From 1935 to 1938, Morrison was appointed English lecturer at Hokkaido Imperial University in Sapporo, Japan. From 1938, he was secretary to the British ambassador in Tokyo, Sir Robert Craigie.
In 1941, Morrison married the Austrian/Czechoslovakian Maria Therese Neubauer in Hong Kong. They had met earlier in Shanghai. They had two children, Nicholas and Petra. In 1946, his brother Colin married Maria's sister, Steffi.
Second World War
During the Second World War, Morrison covered the Pacific Front, being promoted from freelance contributor to full-time staff correspondent of The Times. His first assignment was to cover the Battle of Singapore. During a November 1942 air raid during the Battle of Buna-Gona, he was mildly injured. In December 1943, he fractured his vertebrae and suffered head trauma as a result of a plane crash on New Guinea. He then telegraphed The Times:
Regret involved in airplane accident enroute obtain eyewitness operational full stop hospitalised injuries seriouser than yestertime hope recover soon Dickson Brown newschronicler kindly consented cover next three days thereafter Curthoys sorry disappoint you good story
He did not return to combat journalism for seven months, and by the following December he had been shot once again, so he telegraphed The Times:
Left hospital today. Thumb, in which fragments of Dutch bullet are lodged, will take at least a fortnight to heal up, but hope to resume filing about Thursday. Another bullet grazed side without doing any damage.

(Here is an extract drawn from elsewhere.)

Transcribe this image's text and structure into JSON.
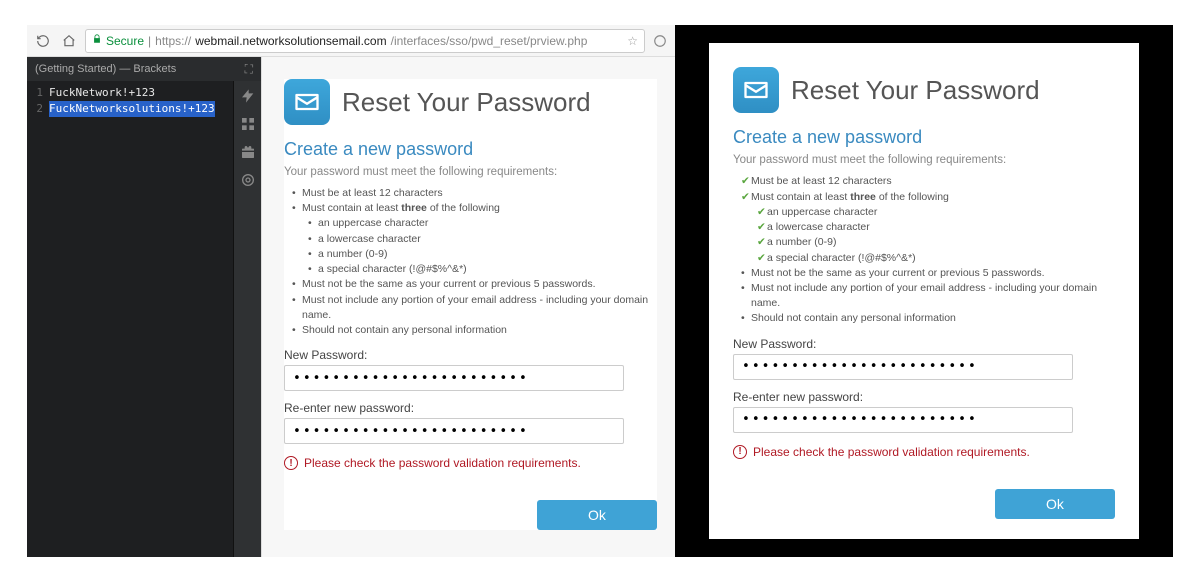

Morrison wrote four books related to World War II:
Malayan Postscript (London: Faber and Faber Limited, 1942)
This War against Japan (London: Faber and Faber Limited, 1943)
Our Japanese Foe (New York: G.P. Putnam's Sons, 1943)

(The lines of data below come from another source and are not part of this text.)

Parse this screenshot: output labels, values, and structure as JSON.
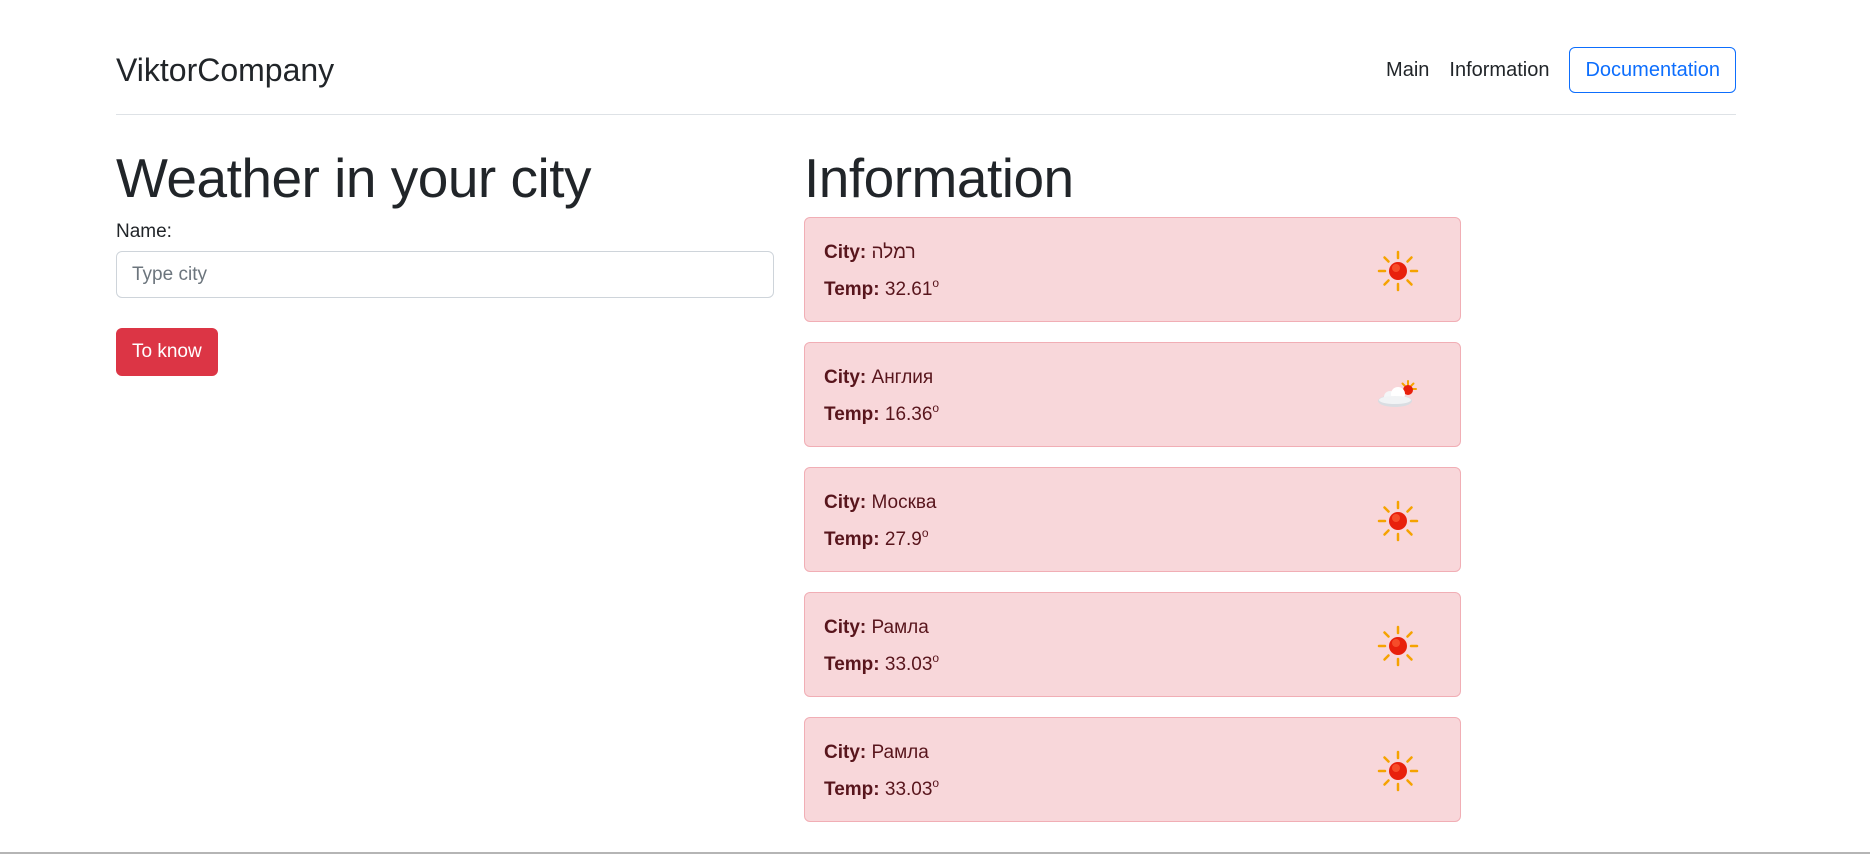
{
  "header": {
    "brand": "ViktorCompany",
    "nav": [
      "Main",
      "Information"
    ],
    "doc_button": "Documentation"
  },
  "form": {
    "title": "Weather in your city",
    "name_label": "Name:",
    "placeholder": "Type city",
    "value": "",
    "submit_label": "To know"
  },
  "info": {
    "title": "Information",
    "city_label": "City:",
    "temp_label": "Temp:",
    "degree": "o",
    "items": [
      {
        "city": "רמלה",
        "temp": "32.61",
        "icon": "sun-icon"
      },
      {
        "city": "Англия",
        "temp": "16.36",
        "icon": "cloud-sun-icon"
      },
      {
        "city": "Москва",
        "temp": "27.9",
        "icon": "sun-icon"
      },
      {
        "city": "Рамла",
        "temp": "33.03",
        "icon": "sun-icon"
      },
      {
        "city": "Рамла",
        "temp": "33.03",
        "icon": "sun-icon"
      }
    ]
  },
  "colors": {
    "primary": "#0d6efd",
    "danger": "#dc3545",
    "alert_bg": "#f8d7da",
    "alert_border": "#f1aeb5",
    "alert_text": "#58151c"
  }
}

Grandfather Longlegs: The Life and Gallant Death of Major H.P. Seagrim, G.C., D.S.O. (London: Faber and Faber Limited, 1947)
Between the wars
After the war, he was stationed in Singapore as a correspondent for The Times and travelled widely for them. While visiting Hong Kong, he met and had a love affair with local doctor and future author Han Suyin (according to his aunt, he was a ladies man with paramours all over the Far East and in Australia). Their story was told in her semi-autobiographical first novel A Many-Splendoured Thing which was made into a very successful film (with him now American and played by William Holden) in 1955.
Korean War
When the Korean War broke out in 1950, Morrison was despatched there by The Times. He published his first article from the front on 10 July.

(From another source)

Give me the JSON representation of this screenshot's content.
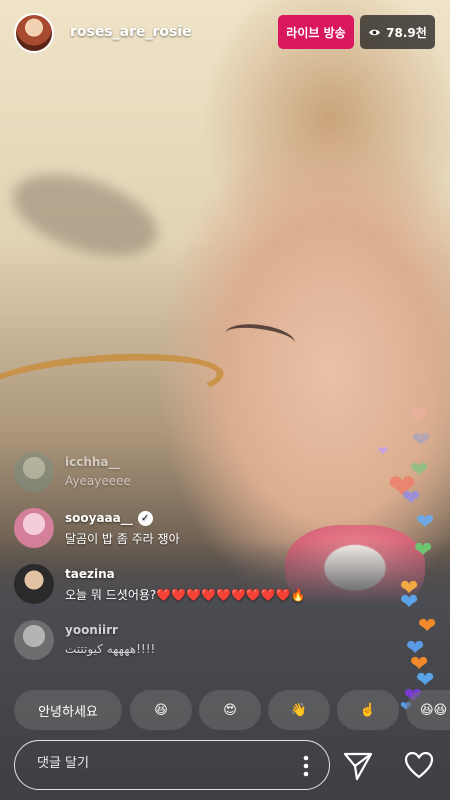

He died on 12 August 1950, when a jeep carrying him, Indian Colonel M. K. Unni Nayar, and British journalist Christopher Buckley, struck a landmine that killed all three.
He and Buckley were buried together at a private mission cemetery in Daegu with other correspondents acting as pallbearers. An American Guard of Honour fired a salute, and the Last Post was sounded.
His name is listed in the Hong Kong Foreign Correspondents' Club as a member killed in the line of duty.